The trick was plain enough now. After lighting the fires, the three battalions had marched off, leaving just sufficient men to tend them, and to act as sentries. The sight of a soldier crossing the camp to throw fresh fuel on one of the fires changed suspicion into certainty, and I hastened back to O'Brien with my information.
"That's an old dodge," said he, "but a good one. It almost always pays in this part of the world. Now let us get back and tell the colonel."
Cautiously we crawled back, waited nearly an hour for a favourable chance to dodge the sentries, and then hurried down the pass.
"Thanks," exclaimed the colonel, on hearing our report. "We can afford now to let the men have a couple of hours' sleep; they need it."

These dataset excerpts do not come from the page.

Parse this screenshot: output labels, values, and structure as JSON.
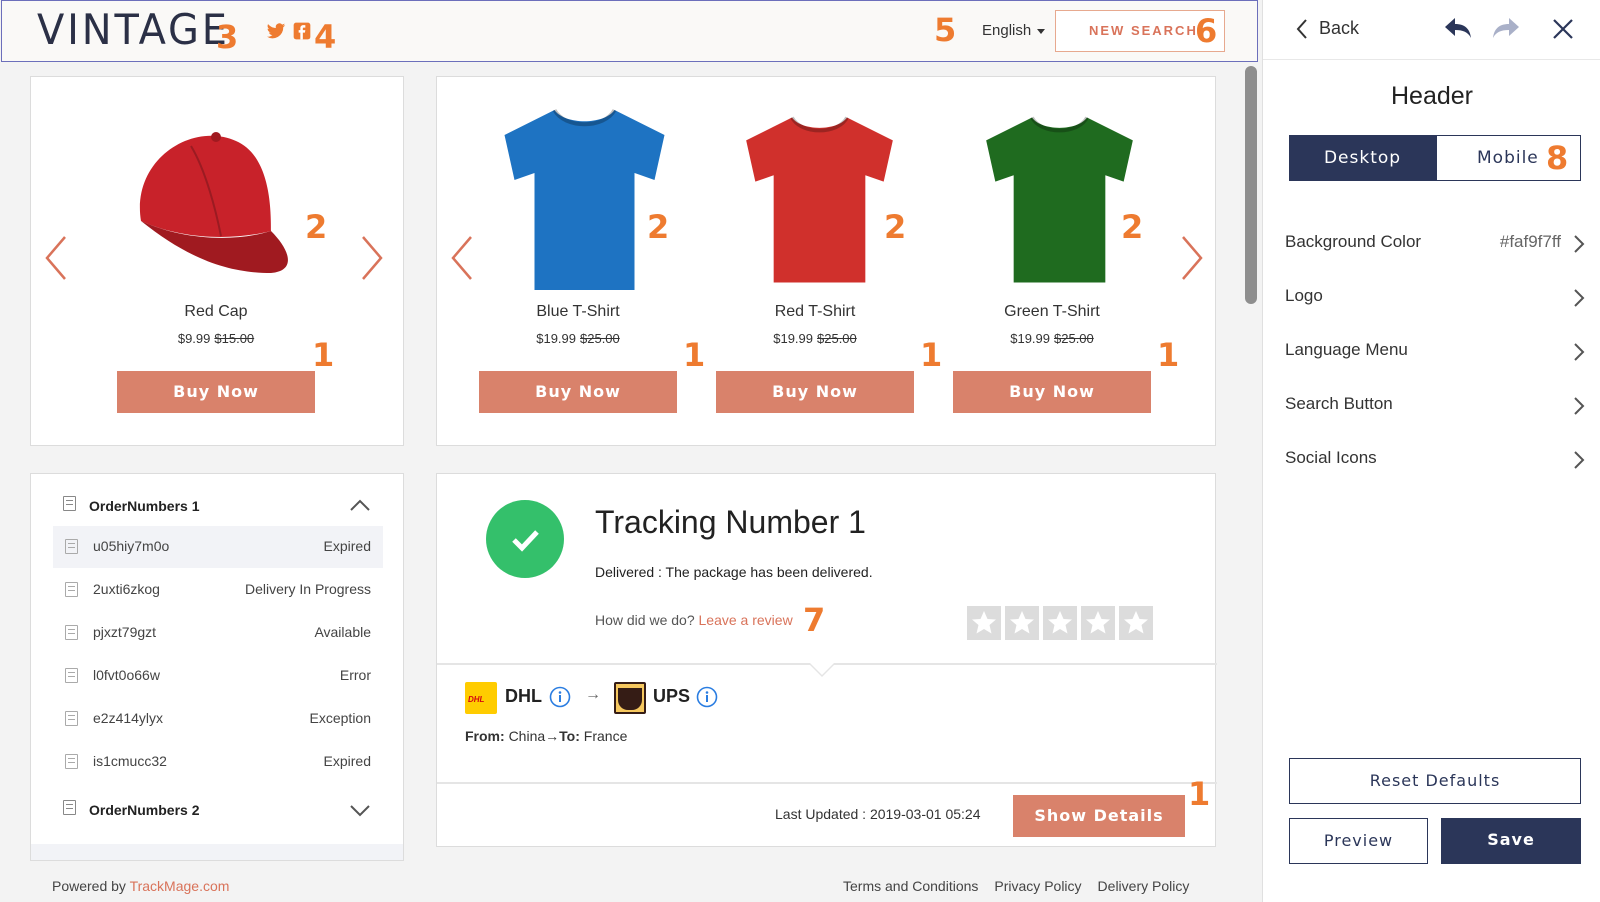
{
  "header": {
    "logo": "VINTAGE",
    "language": "English",
    "new_search": "NEW SEARCH",
    "annotations": {
      "logo": "3",
      "social": "4",
      "language": "5",
      "search": "6"
    },
    "social_icons": [
      "twitter-icon",
      "facebook-icon"
    ]
  },
  "products_left": {
    "items": [
      {
        "name": "Red Cap",
        "price": "$9.99",
        "old_price": "$15.00",
        "button": "Buy Now",
        "ann_img": "2",
        "ann_btn": "1"
      }
    ]
  },
  "products_right": {
    "items": [
      {
        "name": "Blue T-Shirt",
        "price": "$19.99",
        "old_price": "$25.00",
        "button": "Buy Now",
        "ann_img": "2",
        "ann_btn": "1",
        "color": "#1e73c2"
      },
      {
        "name": "Red T-Shirt",
        "price": "$19.99",
        "old_price": "$25.00",
        "button": "Buy Now",
        "ann_img": "2",
        "ann_btn": "1",
        "color": "#d0302c"
      },
      {
        "name": "Green T-Shirt",
        "price": "$19.99",
        "old_price": "$25.00",
        "button": "Buy Now",
        "ann_img": "2",
        "ann_btn": "1",
        "color": "#1f6b1f"
      }
    ]
  },
  "orders": {
    "group1": "OrderNumbers 1",
    "group2": "OrderNumbers 2",
    "rows": [
      {
        "code": "u05hiy7m0o",
        "status": "Expired"
      },
      {
        "code": "2uxti6zkog",
        "status": "Delivery In Progress"
      },
      {
        "code": "pjxzt79gzt",
        "status": "Available"
      },
      {
        "code": "l0fvt0o66w",
        "status": "Error"
      },
      {
        "code": "e2z414ylyx",
        "status": "Exception"
      },
      {
        "code": "is1cmucc32",
        "status": "Expired"
      }
    ]
  },
  "tracking": {
    "title": "Tracking Number 1",
    "status": "Delivered : The package has been delivered.",
    "review_q": "How did we do?",
    "review_link": "Leave a review",
    "review_ann": "7",
    "carrier_from": "DHL",
    "carrier_to": "UPS",
    "from_label": "From:",
    "from_val": "China",
    "to_label": "To:",
    "to_val": "France",
    "last_updated": "Last Updated : 2019-03-01 05:24",
    "details_button": "Show Details",
    "details_ann": "1"
  },
  "footer": {
    "powered": "Powered by",
    "powered_link": "TrackMage.com",
    "links": [
      "Terms and Conditions",
      "Privacy Policy",
      "Delivery Policy"
    ]
  },
  "panel": {
    "back": "Back",
    "title": "Header",
    "tab_desktop": "Desktop",
    "tab_mobile": "Mobile",
    "tab_ann": "8",
    "rows": [
      {
        "label": "Background Color",
        "value": "#faf9f7ff"
      },
      {
        "label": "Logo",
        "value": ""
      },
      {
        "label": "Language Menu",
        "value": ""
      },
      {
        "label": "Search Button",
        "value": ""
      },
      {
        "label": "Social Icons",
        "value": ""
      }
    ],
    "reset": "Reset Defaults",
    "preview": "Preview",
    "save": "Save"
  },
  "colors": {
    "accent": "#d9826b",
    "navy": "#2b3659",
    "annotation": "#ee7b30",
    "success": "#34c06b"
  }
}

"And I daresay some of the officers will lie down, if you press them," laughed O'Brien.—"What do you say, Crawford?"
"Well, the colonel need not press me much," I replied.
"Good boy! I'm pleased you're so willing to do as you're told."
"Well, he has certainly earned a rest," observed Miller. "But we are moving sharp at daybreak, remember."
"There's nothing strange in that," said I sleepily; "the wonder would be if we didn't." At which the colonel and O'Brien laughed heartily.
Next day we marched into the village of Puruchuco, on the eastern side of the mountain, and about six miles distant from the small town of Huamantanga, where the Royalists had halted. Owing to the difficulty of obtaining food, Colonel Miller now sent most of our infantry back to Macas; the Indians were thrown forward to act as a screen in front; while the rest of us bivouacked in some meadows near the village. The next day the colonel and I rode to within five hundred yards of Huamantanga, where we saw the enemy formed up in marching order.